Però i frati cercano di osservare attraverso le fessure della cella, stando dietro il muro e spiando per le inferriate.
Per essere brevi, mentre ivi, gli amici sono intenti ad ascoltare colei che se ne stava nel giardino, all'improvviso scompare tutto quel bagliore ed il frate ritorna in se stesso.
Subito si alza e, recatosi a tavola, si accusa di essere giunto in ritardo.
« Ecco - concluse l'ecclesiastico spagnolo - quanto è accaduto nella nostra terra! ».
Francesco non stava in sé dalla gioia, inebriato com'era dal profumo dei suoi figli.
Subito si mise a lodare il Signore e come se il sentire parlare bene dei frati fosse l'unica sua gloria, esclamò dal più profondo del cuore: « Ti ringrazio, Signore, che santifichi e guidi i poveri, perché mi hai riempito di gioia con queste notizie!
Benedici, ti prego, con la più ampia benedizione e santifica con una grazia particolare tutti quelli che rendono odorosa di buoni esempi la loro professione religiosa! ».
[765] 179. Abbiamo conosciuto da questi fatti la carità del Santo, virtù che porta a godere dei successi delle persone care.
Però siamo convinti che nello stesso tempo siano stati rimproverati assai quelli che negli eremitori vivono in modo diverso.
Molti infatti trasformano il luogo della contemplazione in ozio e il modo di vivere eremitico, istituito per consentire alle anime la perfezione, lo riducono ad un luogo di piacere.
Questa è oggi la norma dei nostri anacoreti: vivere ciascuno secondo il proprio capriccio.
Certo questo rimprovero non è per tutti.
Sappiamo che vi sono dei santi ancora viventi nella carne, che nell'eremo seguono ottime leggi.

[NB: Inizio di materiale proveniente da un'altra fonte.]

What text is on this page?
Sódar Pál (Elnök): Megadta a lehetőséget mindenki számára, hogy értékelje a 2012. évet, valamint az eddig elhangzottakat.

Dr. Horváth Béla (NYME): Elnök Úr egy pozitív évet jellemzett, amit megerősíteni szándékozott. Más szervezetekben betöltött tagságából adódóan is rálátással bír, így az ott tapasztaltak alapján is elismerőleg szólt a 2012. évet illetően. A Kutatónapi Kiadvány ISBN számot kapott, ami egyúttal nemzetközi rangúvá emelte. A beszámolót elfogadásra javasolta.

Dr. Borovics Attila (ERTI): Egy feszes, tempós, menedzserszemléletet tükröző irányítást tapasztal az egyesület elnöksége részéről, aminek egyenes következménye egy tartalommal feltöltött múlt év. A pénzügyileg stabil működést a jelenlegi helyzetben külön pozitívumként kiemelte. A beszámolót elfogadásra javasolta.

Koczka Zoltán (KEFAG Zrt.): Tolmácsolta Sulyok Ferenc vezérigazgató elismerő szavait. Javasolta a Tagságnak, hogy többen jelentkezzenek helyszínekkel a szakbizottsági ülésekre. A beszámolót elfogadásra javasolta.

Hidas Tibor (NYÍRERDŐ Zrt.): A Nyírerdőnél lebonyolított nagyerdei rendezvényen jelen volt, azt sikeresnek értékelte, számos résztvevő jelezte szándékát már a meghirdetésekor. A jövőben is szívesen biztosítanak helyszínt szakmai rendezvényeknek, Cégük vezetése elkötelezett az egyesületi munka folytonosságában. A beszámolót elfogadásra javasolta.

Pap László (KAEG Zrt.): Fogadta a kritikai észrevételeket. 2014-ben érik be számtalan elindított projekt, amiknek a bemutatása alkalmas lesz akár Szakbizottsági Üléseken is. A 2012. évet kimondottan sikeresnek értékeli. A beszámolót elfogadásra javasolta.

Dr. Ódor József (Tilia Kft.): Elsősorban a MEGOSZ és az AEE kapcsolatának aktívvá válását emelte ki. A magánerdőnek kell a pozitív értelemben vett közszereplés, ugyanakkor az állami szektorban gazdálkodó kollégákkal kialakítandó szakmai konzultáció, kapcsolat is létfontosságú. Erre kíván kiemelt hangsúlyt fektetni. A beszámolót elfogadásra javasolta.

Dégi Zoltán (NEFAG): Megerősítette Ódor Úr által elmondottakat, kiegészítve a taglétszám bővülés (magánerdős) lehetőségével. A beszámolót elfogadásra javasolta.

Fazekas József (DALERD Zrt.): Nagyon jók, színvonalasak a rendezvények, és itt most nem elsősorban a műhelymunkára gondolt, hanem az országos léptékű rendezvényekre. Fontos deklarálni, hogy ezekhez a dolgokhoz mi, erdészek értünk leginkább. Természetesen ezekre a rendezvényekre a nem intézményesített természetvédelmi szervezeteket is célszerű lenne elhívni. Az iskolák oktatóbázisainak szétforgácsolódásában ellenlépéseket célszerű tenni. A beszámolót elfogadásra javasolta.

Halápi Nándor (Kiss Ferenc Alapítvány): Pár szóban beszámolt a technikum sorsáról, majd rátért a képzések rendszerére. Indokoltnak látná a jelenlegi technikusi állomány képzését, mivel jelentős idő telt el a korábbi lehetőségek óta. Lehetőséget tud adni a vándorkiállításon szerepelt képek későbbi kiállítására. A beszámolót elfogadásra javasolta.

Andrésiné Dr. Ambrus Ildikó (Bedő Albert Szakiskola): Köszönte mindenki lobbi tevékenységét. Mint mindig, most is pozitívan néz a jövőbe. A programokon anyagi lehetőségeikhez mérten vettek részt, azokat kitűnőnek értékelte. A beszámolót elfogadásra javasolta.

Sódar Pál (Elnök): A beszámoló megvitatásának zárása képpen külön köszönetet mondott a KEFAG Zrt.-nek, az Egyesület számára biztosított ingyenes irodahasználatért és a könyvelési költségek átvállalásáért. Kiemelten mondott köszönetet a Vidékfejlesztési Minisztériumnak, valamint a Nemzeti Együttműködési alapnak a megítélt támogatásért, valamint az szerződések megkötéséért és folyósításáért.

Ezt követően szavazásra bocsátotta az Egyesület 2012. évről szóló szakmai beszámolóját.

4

Sappiamo pure che i padri che li hanno preceduti sono stati fiori di rara bellezza.
Voglia il cielo che gli eremiti del nostro tempo non tralignino da quello splendore primitivo, che per la sua santità merita una lode eterna!
[766] 180. Inoltre, quando Francesco esortava tutti alla carità, li invitava a dimostrare affabilità e cortese dimestichezza.
Voglio - diceva - che i miei frati si dimostrino figli della stessa madre, e che si prestino a vicenda generosamente la tonaca, la corda o ciò che uno avrà chiesto all'altro.
Mettano in comune libri e tutto ciò che può essere gradito ed anzi, direi di più; li costringano ad accettarli ».
Ed anche a questo riguardo era il primo a darne l'esempio, per non dire cosa alcuna che prima non adempisse in lui il Cristo.
[767] 181. Capitò a due frati della Francia, uomini di grande santità, di incontrare Francesco; ne provarono una gioia incredibile, tanto più che da lungo tempo erano tormentati da questo desiderio.
Dopo tenere effusioni di affetto ed uno scambio soave di parole, furono spinti dalla loro ardente devozione a chiedere a Francesco la tonaca.
Il Santo se ne spogliò subito, rimanendo seminudo e gliela diede devotissimamente; poi indossò con pio scambio quella più povera di uno di loro.
Era pronto a dare non soltanto simili cose, ma a dare tutto se stesso, e quando gli veniva chiesto, lo donava con la massima gioia.